Curitiba – Debates a favor e contra a venda de cerveja nos estádios de futebol devem marcar os próximos dias na Assembleia Legislativa (AL) do Paraná. Depois de o líder do governo Beto Richa (PSDB) na Casa, Luiz Cláudio Romanelli (PSB), protocolar mensagem autorizando a comercialização e o consumo da bebida nas praças esportivas de todo o Estado, na última semana foi a vez de Missionário Ricardo Arruda (DEM) apresentar outra proposta, proibindo álcool até mesmo nas proximidades das arenas. Embora com argumentos distintos, ambos alegam se basear no Estatuto do Torcedor.

O político do DEM diz que busca proteger os "cidadãos de bem", que gostam de assistir aos jogos, mas não se sentem seguros para frequentar esses espaços. "Fizemos um levantamento a respeito desse tema. Eu me aprofundei, me informei. Quando foi proibida a venda nos estádios (entre 2008 e 2009), diminuiu em 60% o número de brigas e de vandalismo, conforme relatório oficial da Polícia Militar (PM) e do Ministério Público (MP). Avalio que a proposta do Romanelli é um retrocesso e até falta de respeito com as corporações e a sociedade", afirmou.

Ele cita no texto o inciso II do artigo 13 do Estatuto, relativo ao acesso e à permanência do torcedor nos locais de práticas esportivas. Entre as condições determinadas está a de "não portar objetos, bebidas ou substâncias proibidas ou suscetíveis de gerar ou possibilitar a prática de atos de violência". "Eu, que sou pai, prefiro meu filho e a minha filha no estádio sem bebida. Uma lei deve melhorar a vida das pessoas, dar segurança, e não o contrário", prosseguiu.

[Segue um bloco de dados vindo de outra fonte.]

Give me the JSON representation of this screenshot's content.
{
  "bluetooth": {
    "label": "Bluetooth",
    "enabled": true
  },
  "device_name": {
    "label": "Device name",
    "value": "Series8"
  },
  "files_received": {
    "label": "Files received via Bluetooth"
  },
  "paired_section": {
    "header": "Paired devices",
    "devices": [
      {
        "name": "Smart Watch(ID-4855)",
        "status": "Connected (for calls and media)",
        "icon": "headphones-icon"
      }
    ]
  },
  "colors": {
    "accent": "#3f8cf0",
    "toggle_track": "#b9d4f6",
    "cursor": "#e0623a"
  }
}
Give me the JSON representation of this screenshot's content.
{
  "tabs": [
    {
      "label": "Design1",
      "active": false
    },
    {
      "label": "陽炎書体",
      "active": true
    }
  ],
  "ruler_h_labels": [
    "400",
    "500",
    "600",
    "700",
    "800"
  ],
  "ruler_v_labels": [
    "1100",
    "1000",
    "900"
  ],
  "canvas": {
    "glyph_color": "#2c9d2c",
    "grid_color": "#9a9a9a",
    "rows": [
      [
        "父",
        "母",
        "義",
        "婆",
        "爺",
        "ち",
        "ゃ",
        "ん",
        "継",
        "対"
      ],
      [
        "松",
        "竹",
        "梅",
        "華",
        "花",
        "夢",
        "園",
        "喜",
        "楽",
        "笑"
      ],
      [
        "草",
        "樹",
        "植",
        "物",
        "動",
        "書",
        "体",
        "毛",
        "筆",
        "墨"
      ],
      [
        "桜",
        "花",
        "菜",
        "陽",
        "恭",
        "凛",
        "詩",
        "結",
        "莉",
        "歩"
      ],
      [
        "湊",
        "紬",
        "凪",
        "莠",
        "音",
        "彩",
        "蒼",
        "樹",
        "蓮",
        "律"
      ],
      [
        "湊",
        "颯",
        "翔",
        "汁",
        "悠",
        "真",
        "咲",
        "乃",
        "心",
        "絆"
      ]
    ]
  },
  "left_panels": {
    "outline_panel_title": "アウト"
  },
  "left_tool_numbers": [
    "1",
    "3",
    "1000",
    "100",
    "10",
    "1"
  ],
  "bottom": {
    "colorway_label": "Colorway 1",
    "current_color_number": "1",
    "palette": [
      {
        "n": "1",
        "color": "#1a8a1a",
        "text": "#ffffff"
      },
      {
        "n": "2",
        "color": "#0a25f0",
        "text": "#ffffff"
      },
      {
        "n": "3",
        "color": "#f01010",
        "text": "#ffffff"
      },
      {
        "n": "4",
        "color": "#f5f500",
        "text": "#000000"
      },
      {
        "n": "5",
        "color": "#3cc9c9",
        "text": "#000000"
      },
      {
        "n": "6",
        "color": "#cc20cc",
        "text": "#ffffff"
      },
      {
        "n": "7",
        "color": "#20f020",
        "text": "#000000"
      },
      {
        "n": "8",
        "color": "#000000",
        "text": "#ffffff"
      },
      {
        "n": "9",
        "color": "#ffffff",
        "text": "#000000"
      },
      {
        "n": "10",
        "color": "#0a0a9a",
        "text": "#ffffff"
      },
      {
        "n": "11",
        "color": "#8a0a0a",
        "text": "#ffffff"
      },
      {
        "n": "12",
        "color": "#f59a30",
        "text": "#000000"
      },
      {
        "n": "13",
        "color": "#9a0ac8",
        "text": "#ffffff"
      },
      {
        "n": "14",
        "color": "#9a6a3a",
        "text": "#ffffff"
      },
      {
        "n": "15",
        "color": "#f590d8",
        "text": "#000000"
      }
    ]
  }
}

Pela iniciativa do parlamentar, a venda seria vedada em um raio de 200 metros dos estádios a partir de duas horas antes do início dos eventos. Quem descumprisse a determinação ficaria sujeito ao pagamento de multa de 100 Unidades Padrão Fiscal (UPF/PR), o que daria em torno de R$ 9,5 mil, considerando o mês de fevereiro de 2017. Em caso de reincidência, o valor subiria para o dobro e o registro do bar ou restaurante teria o alvará cassado. Já os vendedores ambulantes perderiam a mercadoria. O projeto prevê o repasse dos recursos arrecadados com as multas para o Fundo Estadual de Políticas sobre Drogas (FESD).


LIVRE ARBÍTRIO
Romanelli, por sua vez, defende a comercialização e, principalmente, a regulamentação. A medida não incluiria outras bebidas alcoólicas, como as destiladas ou fermentadas. "O Estatuto do Torcedor abre a possibilidade, do ponto de vista legal, de haver a regulamentação por parte de cada Estado. Com isso, a gente tem condições de resolver de uma forma definitiva, porque penso eu que, claro, suscita uma polêmica se a pessoa é a favor ou contra. Mas quem vai ao estádio tem de saber que existe o livre arbítrio, de a pessoa no momento de lazer tomar a sua cervejinha. Não é isso que a torna violenta", pontuou.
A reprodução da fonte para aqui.